C. Reasonable reliance

Defendants further argue that Rizzo unreasonably relied on Smith's statements about the plan of MacManus to merge or remain private because, through minimal diligence, he could have learned the truth. See Hunt v. Alliance North Am. Gov't Income Trust, Inc., 159 F.3d 723, 730 (2d Cir. 1998); Grumman Allied Indus., Inc. v. Rohr Indus., Inc., 748 F.2d 729, 739 (2d Cir. 1984). Specifically, defendants assert that Rizzo, despite being strongly discouraged by Smith from making additional inquiries of Bostock and Brown about future deals involving MacManus, should have disregarded Smith and inquired in any event. This argument at best presents an issue of fact and thus is misplaced on a motion to dismiss. This is even more the case given the allegations that Smith was charged by Bostock and Brown to negotiate and sign documents relating to Rizzo's employment on behalf of both MacManus and Clarion (Compl. ¶ 28), that Smith kept Bostock and Brown apprised of the progress of the negotiations and received approval of all steps from them (Compl. ¶ 27), and that Smith responded to Rizzo's queries "based on conversations with Bostock" (Compl. ¶ 27).

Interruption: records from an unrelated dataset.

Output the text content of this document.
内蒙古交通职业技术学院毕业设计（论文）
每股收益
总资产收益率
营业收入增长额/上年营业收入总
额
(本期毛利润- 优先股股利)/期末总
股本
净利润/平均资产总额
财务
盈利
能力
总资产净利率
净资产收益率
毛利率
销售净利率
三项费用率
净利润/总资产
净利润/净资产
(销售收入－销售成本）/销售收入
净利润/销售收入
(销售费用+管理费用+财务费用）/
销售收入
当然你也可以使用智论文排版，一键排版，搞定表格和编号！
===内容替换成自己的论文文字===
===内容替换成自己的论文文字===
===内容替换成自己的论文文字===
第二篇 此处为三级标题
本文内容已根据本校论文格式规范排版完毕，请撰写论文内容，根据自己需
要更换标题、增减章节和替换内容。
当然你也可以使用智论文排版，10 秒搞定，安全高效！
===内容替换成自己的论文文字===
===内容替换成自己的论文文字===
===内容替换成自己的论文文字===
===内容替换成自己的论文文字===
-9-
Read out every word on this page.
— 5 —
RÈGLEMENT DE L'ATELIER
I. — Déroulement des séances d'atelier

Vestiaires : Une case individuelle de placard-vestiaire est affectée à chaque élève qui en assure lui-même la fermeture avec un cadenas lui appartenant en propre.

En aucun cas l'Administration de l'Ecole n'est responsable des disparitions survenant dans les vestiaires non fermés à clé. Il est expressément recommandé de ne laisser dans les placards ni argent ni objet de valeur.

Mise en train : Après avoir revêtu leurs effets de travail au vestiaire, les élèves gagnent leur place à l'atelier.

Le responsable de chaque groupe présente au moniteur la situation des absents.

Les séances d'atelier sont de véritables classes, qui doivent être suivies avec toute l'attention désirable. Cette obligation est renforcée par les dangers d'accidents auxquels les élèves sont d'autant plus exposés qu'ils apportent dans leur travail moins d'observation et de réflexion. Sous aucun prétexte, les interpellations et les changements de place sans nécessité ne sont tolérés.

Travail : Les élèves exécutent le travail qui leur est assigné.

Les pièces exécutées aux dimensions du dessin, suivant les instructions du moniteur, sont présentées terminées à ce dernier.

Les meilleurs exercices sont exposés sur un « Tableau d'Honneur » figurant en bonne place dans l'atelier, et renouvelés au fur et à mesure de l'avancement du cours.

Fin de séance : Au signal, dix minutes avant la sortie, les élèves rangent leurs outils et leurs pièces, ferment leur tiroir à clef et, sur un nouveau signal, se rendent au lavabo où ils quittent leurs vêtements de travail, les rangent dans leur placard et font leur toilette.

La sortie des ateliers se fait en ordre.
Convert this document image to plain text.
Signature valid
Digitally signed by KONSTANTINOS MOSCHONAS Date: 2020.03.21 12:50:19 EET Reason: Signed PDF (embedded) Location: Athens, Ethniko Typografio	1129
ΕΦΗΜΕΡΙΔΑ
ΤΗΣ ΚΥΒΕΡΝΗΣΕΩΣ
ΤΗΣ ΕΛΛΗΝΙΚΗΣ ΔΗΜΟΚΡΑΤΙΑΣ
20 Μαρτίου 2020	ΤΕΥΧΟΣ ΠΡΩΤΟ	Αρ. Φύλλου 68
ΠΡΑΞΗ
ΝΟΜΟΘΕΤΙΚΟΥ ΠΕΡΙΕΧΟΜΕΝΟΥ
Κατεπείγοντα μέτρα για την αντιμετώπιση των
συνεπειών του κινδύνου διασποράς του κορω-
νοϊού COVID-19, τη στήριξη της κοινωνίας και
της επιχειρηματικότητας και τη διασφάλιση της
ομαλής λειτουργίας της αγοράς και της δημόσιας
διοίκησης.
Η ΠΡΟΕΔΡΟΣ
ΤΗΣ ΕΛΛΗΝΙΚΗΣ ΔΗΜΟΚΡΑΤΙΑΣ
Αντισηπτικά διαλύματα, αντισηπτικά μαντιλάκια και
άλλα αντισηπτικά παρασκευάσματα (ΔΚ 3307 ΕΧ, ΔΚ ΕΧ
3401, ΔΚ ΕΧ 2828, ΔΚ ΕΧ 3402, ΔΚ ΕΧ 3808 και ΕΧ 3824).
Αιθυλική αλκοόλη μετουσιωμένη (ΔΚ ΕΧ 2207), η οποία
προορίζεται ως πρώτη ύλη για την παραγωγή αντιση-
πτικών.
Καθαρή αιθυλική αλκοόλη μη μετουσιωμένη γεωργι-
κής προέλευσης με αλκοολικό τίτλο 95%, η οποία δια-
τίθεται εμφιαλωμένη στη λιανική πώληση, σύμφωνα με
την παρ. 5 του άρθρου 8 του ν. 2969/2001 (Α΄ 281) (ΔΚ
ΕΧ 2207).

Accordingly, because the complaint adequately pleads actionable misrepresentations and omissions, scienter and reliance, defendants' motion to dismiss the claims brought pursuant to Section 10(b) and Rule 10b-5 is denied.

II. Liability Under Section 20(a) Of The Exchange Act

Defendants also move to dismiss the complaint's Section 20(a) claim against Bostock and Brown for liability as controlling persons. See 15 U.S.C.A. § 78t(a) (West 1997). To make out a prima facie case of controlling person liability, a plaintiff must show "a primary violation by the controlled person and control of the primary violator by the targeted defendants, and show that the controlling person was `in some meaningful sense a culpable participant in the fraud perpetrated by the controlled person.'" First Jersey, 101 F.3d at 1472 (citations omitted). Because Rizzo's Rule 10b-5 claims withstand defendants' motion to dismiss and defendants assert no independent basis to challenge the Section 20(a) claim at this stage, this Court denies defendants' motion to dismiss the Section 20(a) claim as well.


For the reasons stated above, defendants' motion to dismiss the complaint is denied in its entirety. Counsel are directed to appear for a pretrial conference on April 20, 2001 at 9:15 a.m.